Regarding the first requirement, from what I understand, if I use sequences, there is no way to get the data for a given time point without reading either the whole file up to that time point, or without reading a whole variable. Either of which would seem to take too long if I want the values for 100 buoys (given that I am using OPeNDAP to connect to a remote computer and want the response quickly for my CoastWatch Browser program, which graphs the data for on-line users who want a quick response).

im not sure how your specific dods server works, but theres a good change that 
the server has to read the entire file to answer your query. We need to find 
that out, if we are going to figure out how to scale this.

in the opendap world, you can in fact put a CE (constraint expression) on the sequence, eg your 
first query would be something like "time = 2004-12-14T09:00Z", and your second 
"buoy=2309" (ill have to check the exacct syntax). Now we dont yet properly support that 
in the nj22 library, but I think it may not be that hard to do. The hard problem is probably on the 
server, if it has to read the entire file to answer it.



Since the time range of available data for each buoy varies greatly, it seems grossly wasteful of space to have a common Time dimension for all buoys. Doing so would probably force me over the 2GB file size, which is generally trouble. So I am thinking about either: * A time dimension for each buoy (e.g., time14978 for buoy 14978) and a several variables which use that dimension to store the data for that buoy (e.g., windSpeed14978, windDirection14978, etc.). This setup would be replicated for each buoy. * Or, a Group for each buoy, again with a time dimension and several variables in each group to store the data for each buoy. (If this is a new .nc feature, does OPeNDAP deal with this yet?) * Or, an ArrayObject.1D of variables, each element of which is an ArrayObject.1D of the variables for a given buoy. (I'm not sure if this can be done.) * Or, an ArrayObject.2D of variables, with buoys as one dimension and the various variables (e.g., WindSpeed, WindDirection) on the other dimension. (I'm not sure if this can be done.)

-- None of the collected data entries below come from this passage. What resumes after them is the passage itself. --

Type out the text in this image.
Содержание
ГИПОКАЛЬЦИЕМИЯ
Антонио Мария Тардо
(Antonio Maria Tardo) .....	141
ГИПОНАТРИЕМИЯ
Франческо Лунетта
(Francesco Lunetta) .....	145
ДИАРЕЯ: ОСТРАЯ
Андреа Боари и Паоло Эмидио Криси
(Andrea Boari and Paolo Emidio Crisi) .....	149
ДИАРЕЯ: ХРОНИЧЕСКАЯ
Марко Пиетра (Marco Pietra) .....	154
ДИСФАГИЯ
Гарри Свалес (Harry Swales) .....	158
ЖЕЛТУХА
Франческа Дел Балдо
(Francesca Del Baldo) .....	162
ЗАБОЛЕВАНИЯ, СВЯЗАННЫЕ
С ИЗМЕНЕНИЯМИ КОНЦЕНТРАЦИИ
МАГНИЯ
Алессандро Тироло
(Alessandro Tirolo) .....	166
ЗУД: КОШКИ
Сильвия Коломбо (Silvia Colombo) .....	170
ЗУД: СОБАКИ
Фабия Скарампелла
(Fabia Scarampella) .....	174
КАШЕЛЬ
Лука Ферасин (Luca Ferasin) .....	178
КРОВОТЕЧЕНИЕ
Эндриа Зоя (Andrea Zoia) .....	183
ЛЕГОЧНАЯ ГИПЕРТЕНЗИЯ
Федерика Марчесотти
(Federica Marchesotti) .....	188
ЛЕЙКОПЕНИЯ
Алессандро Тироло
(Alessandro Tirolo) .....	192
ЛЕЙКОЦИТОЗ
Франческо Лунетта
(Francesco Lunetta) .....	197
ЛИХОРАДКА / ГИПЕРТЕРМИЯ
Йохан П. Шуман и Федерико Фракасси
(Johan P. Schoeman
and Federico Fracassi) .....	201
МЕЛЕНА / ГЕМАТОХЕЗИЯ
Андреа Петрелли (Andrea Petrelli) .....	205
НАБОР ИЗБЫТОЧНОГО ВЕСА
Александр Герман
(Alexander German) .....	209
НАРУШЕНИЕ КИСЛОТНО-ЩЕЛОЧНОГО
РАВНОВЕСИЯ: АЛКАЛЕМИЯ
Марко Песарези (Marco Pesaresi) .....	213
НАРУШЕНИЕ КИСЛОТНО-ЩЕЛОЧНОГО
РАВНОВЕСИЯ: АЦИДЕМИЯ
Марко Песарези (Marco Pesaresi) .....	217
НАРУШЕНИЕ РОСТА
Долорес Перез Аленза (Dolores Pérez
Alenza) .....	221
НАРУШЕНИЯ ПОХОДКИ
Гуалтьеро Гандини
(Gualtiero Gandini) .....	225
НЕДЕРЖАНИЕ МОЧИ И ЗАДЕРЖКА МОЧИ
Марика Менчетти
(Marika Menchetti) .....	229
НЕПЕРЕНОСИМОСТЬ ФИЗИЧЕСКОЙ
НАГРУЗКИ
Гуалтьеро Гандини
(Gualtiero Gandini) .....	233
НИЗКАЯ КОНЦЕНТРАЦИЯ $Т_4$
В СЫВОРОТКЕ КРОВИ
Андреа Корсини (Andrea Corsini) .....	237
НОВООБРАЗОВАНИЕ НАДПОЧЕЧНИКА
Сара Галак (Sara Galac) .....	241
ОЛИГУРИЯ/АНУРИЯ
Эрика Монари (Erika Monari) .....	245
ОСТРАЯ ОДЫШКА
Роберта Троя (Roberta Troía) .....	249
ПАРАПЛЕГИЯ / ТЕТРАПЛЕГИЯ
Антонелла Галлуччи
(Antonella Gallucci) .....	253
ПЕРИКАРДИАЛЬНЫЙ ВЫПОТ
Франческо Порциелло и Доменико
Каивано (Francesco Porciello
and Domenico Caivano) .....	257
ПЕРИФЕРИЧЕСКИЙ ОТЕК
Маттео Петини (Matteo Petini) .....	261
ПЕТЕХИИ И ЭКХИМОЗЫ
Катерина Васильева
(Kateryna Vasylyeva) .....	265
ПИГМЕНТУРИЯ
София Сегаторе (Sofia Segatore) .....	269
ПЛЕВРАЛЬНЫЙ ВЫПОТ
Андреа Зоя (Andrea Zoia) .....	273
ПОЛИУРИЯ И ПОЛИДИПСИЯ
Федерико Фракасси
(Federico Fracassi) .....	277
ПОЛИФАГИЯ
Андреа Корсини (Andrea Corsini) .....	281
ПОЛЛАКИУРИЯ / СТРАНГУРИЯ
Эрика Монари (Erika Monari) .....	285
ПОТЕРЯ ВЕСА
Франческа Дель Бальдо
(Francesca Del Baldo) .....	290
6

Our current thinking on how to write netcdf files for "observation data" is 
written up at:

 
http://www.unidata.ucar.edu/software/netcdf-java/formats/UnidataObsConvention.html

in particular, appending records using backwards-linked lists seems like a good 
solution, and its what we are currently doing with the realtime metar data on 
motherlode.



I plan to solve the updating problem by leaving rows of missing values at the end of the data for each active buoy. As new data comes in, I will replace the missing values with actual data. Then, I only have to rewrite the file (to add more rows of missing values) once in a while, not every time.

the above approach, if it works for you, probably obviates this.


Which approach sounds best? Is there another approach? Do you have any advice?

Are sequences the wrong way to go? Of course, that could change if one could efficiently access specific ranges from variables in a Sequence/Structure. But it my understanding that that is not currently possible.

The DAP 2 spec currently does not allow this. But the whole point of sequences 
is to allow you to subset using a query (i think its called a selection), and 
then only return the data needed, so you dont need index subsetting.


Although I gave this specific example, we store a lot of sequence-like data where I work. Whatever .nc file structure is appropriate for the buoys will likely be appropriate for much of this other data. So I want to get it right.

Right now, Id say that it depends on what server you are using. Sequences are 
elegant, but they are a different animal from indexed access that is the bread 
and butter of netcdf files.

The critical things to answer first:
 1. How many records will you serve? What about in the future?
 2. What queries do you need to support?
 3. What response time is acceptable ?
 4. What clients do you want to support? Just your own, or more general?
 5. What server do you want to use? Does it matter?